One other widespread misunderstanding about Judaism is held by Christians and other individuals who have been greatly impacted by the Christian heritage and culture. This is the fallacious notion that Judaism is a “biblical religion;” that the Old Testament has in Judaism the same central position and legal authority that the Bible does for Protestant or even Catholic Christianity. “
As a result, although we are going to take a cursory glance at a few of the teachings of Judaism, let us bear in mind that Jesus referred to them as “the customs of men.” Because of this, God’s law was rendered null and invalid.

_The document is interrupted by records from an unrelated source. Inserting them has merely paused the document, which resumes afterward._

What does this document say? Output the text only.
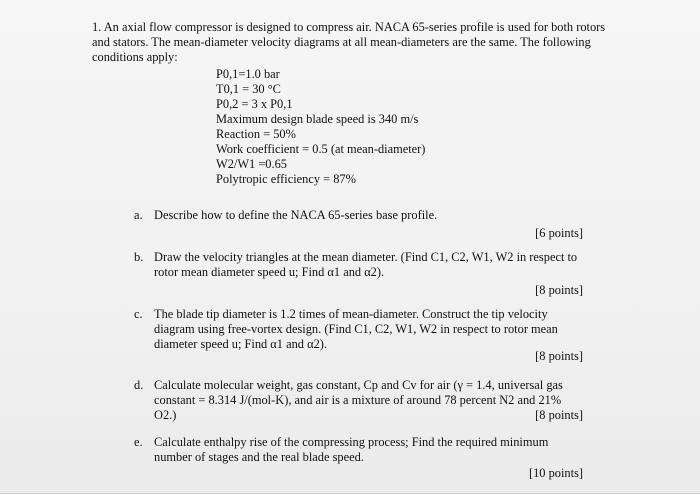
1. An axial flow compressor is designed to compress air. NACA 65-series profile is used for both rotors and stators. The mean-diameter velocity diagrams at all mean-diameters are the same. The following conditions apply:

P0,1=1.0 bar
T0,1 = 30 °C
P0,2 = 3 x P0,1
Maximum design blade speed is 340 m/s
Reaction = 50%
Work coefficient = 0.5 (at mean-diameter)
W2/W1 =0.65
Polytropic efficiency = 87%
a. Describe how to define the NACA 65-series base profile.
[6 points]
b. Draw the velocity triangles at the mean diameter. (Find C1, C2, W1, W2 in respect to rotor mean diameter speed u; Find α1 and α2).
[8 points]
c. The blade tip diameter is 1.2 times of mean-diameter. Construct the tip velocity diagram using free-vortex design. (Find C1, C2, W1, W2 in respect to rotor mean diameter speed u; Find α1 and α2).
[8 points]
d. Calculate molecular weight, gas constant, Cp and Cv for air (γ = 1.4, universal gas constant = 8.314 J/(mol-K), and air is a mixture of around 78 percent N2 and 21% O2.)	[8 points]
e. Calculate enthalpy rise of the compressing process; Find the required minimum number of stages and the real blade speed.
[10 points]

Matthew 15:1-9 — Then Pharisees and experts in the law came from Jerusalem to Jesus and said, “Why do your disciples disobey the tradition of the elders? For they don’t wash their hands when they eat.” He answered them, “And why do you disobey the commandment of God because of your tradition? For God said, ‘Honor your father and mother’ and ‘Whoever insults his father or mother must be put to death.’ But you say, ‘If someone tells his father or mother, “Whatever help you would have received from me is given to God,” he does not need to honor his father.’ You have nullified the word of God on account of your tradition. Hypocrites! Isaiah prophesied correctly about you when he said, ‘This people honors me with their lips, but their heart is far from me, and they worship me in vain, teaching as doctrines the commandments of men.’”
This is not the religion of the Old Testament since it does not represent the will or the intentions of God. It will become immediately clear why Jesus disagreed with the ideas being promulgated by the religious authorities of His day, as well as why authentic Christianity is not just another offshoot of Judaism.